Qué buen analgésico. Elegí la cerveza antes que el paracetamol para sentir menos los efectos de la gripa.

Estoy en su cuarto. Él está haciendo limpieza, tirando cosas que considera que no necesita ya. Difícil pero gratificante tarea. Hay mucho polvo; pero aquí estoy, ambos moqueamos. Él es alérgico. No nos hemos separado las últimas dos semanas, salvo por los momentos en los que el trabajo nos lo impide. Son las 4:19 p.m. Me cuenta que en algún momento dio clases de grupo Alberiano, que aprendió mucho.

El martes vuela a Europa. A las 14:00, o 15:00 h. Tengo que aprovechar este impulso, dice; mientras desahoga el tercer cajón. A la verga todo. A la verga mis 21, arruga y tira a las fauces de una bolsa negra un par de boletos de camión. Unos segundos después pregunta sosteniendo un bonche de hojas: ¿En serio debería tirar esto? Me mira, le miro, sonrío, no digo nada. ¡Tanta música!, dice. Mira esto, me extiende una partitura, es el Concierto para violín en La Menor de Bach. ¿Ya viste?, dice.

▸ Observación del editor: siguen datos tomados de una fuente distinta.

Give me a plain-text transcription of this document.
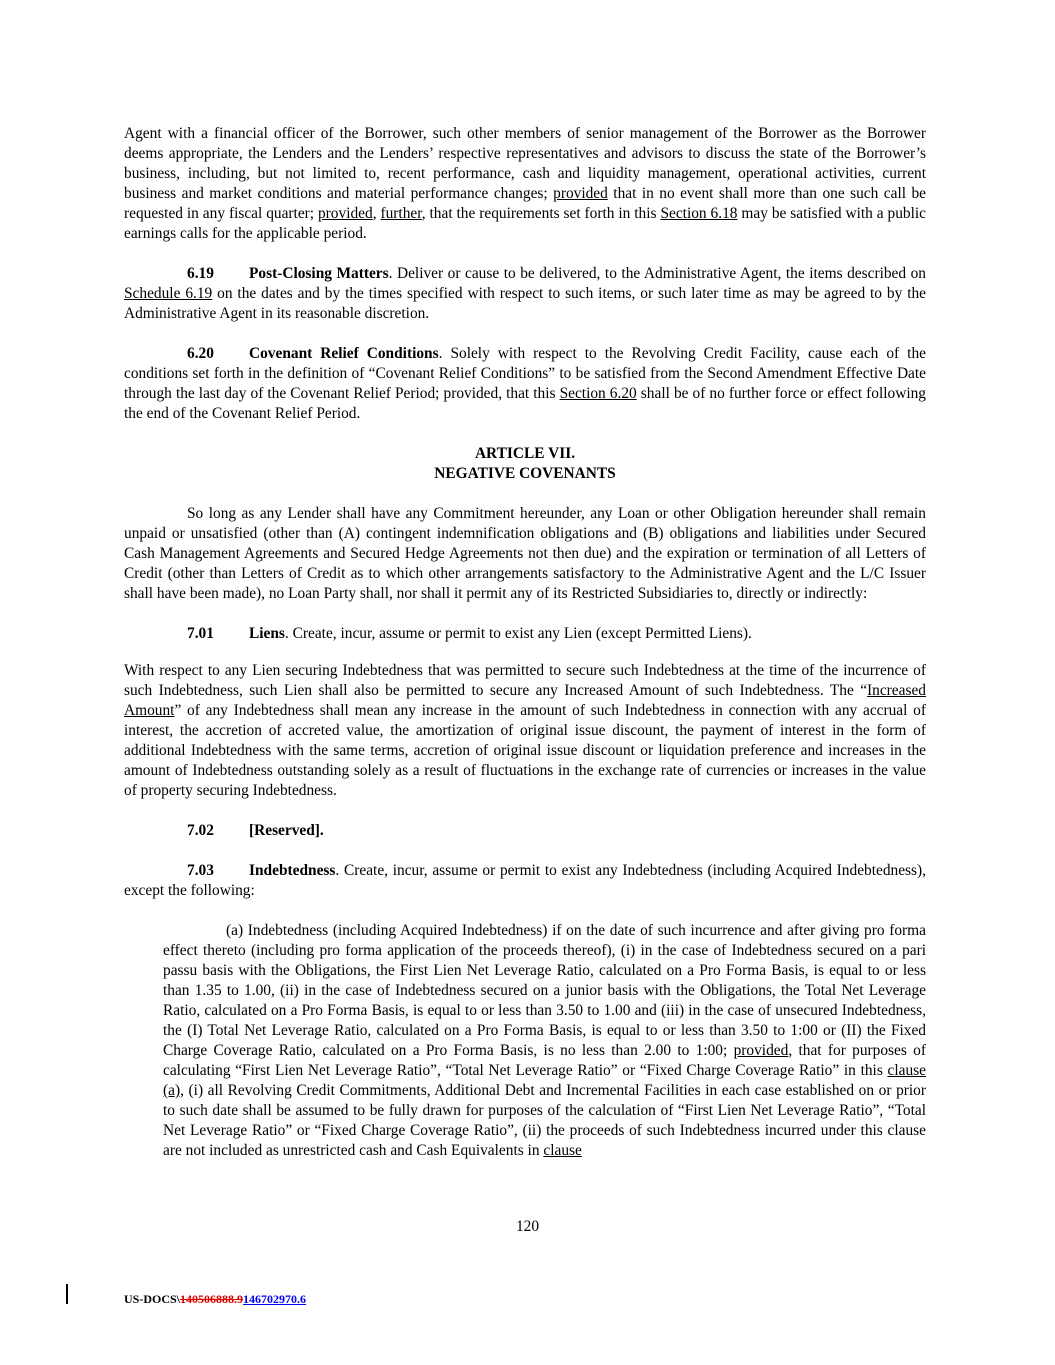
Agent with a financial officer of the Borrower, such other members of senior management of the Borrower as the Borrower deems appropriate, the Lenders and the Lenders’ respective representatives and advisors to discuss the state of the Borrower’s business, including, but not limited to, recent performance, cash and liquidity management, operational activities, current business and market conditions and material performance changes; provided that in no event shall more than one such call be requested in any fiscal quarter; provided, further, that the requirements set forth in this Section 6.18 may be satisfied with a public earnings calls for the applicable period.

6.19 Post-Closing Matters. Deliver or cause to be delivered, to the Administrative Agent, the items described on Schedule 6.19 on the dates and by the times specified with respect to such items, or such later time as may be agreed to by the Administrative Agent in its reasonable discretion.

6.20 Covenant Relief Conditions. Solely with respect to the Revolving Credit Facility, cause each of the conditions set forth in the definition of “Covenant Relief Conditions” to be satisfied from the Second Amendment Effective Date through the last day of the Covenant Relief Period; provided, that this Section 6.20 shall be of no further force or effect following the end of the Covenant Relief Period.

ARTICLE VII.

NEGATIVE COVENANTS

So long as any Lender shall have any Commitment hereunder, any Loan or other Obligation hereunder shall remain unpaid or unsatisfied (other than (A) contingent indemnification obligations and (B) obligations and liabilities under Secured Cash Management Agreements and Secured Hedge Agreements not then due) and the expiration or termination of all Letters of Credit (other than Letters of Credit as to which other arrangements satisfactory to the Administrative Agent and the L/C Issuer shall have been made), no Loan Party shall, nor shall it permit any of its Restricted Subsidiaries to, directly or indirectly:

7.01 Liens. Create, incur, assume or permit to exist any Lien (except Permitted Liens).

With respect to any Lien securing Indebtedness that was permitted to secure such Indebtedness at the time of the incurrence of such Indebtedness, such Lien shall also be permitted to secure any Increased Amount of such Indebtedness. The “Increased Amount” of any Indebtedness shall mean any increase in the amount of such Indebtedness in connection with any accrual of interest, the accretion of accreted value, the amortization of original issue discount, the payment of interest in the form of additional Indebtedness with the same terms, accretion of original issue discount or liquidation preference and increases in the amount of Indebtedness outstanding solely as a result of fluctuations in the exchange rate of currencies or increases in the value of property securing Indebtedness.

7.02 [Reserved].

7.03 Indebtedness. Create, incur, assume or permit to exist any Indebtedness (including Acquired Indebtedness), except the following:

(a) Indebtedness (including Acquired Indebtedness) if on the date of such incurrence and after giving pro forma effect thereto (including pro forma application of the proceeds thereof), (i) in the case of Indebtedness secured on a pari passu basis with the Obligations, the First Lien Net Leverage Ratio, calculated on a Pro Forma Basis, is equal to or less than 1.35 to 1.00, (ii) in the case of Indebtedness secured on a junior basis with the Obligations, the Total Net Leverage Ratio, calculated on a Pro Forma Basis, is equal to or less than 3.50 to 1.00 and (iii) in the case of unsecured Indebtedness, the (I) Total Net Leverage Ratio, calculated on a Pro Forma Basis, is equal to or less than 3.50 to 1:00 or (II) the Fixed Charge Coverage Ratio, calculated on a Pro Forma Basis, is no less than 2.00 to 1:00; provided, that for purposes of calculating “First Lien Net Leverage Ratio”, “Total Net Leverage Ratio” or “Fixed Charge Coverage Ratio” in this clause (a), (i) all Revolving Credit Commitments, Additional Debt and Incremental Facilities in each case established on or prior to such date shall be assumed to be fully drawn for purposes of the calculation of “First Lien Net Leverage Ratio”, “Total Net Leverage Ratio” or “Fixed Charge Coverage Ratio”, (ii) the proceeds of such Indebtedness incurred under this clause are not included as unrestricted cash and Cash Equivalents in clause

120
US-DOCS\140506888.9146702970.6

Sabe que me gusta Bach. ¡Tanto papel! Esto nunca lo entendí bien, dice mirándome. ¿Qué es? Pregunto. Variable compleja. Sigue pasando hojas y hojas. Guardo en mi bolsa la partitura de Bach y me prometo secretamente aprender a tocarla, también sé, secretamente, que posiblemente no lo haga.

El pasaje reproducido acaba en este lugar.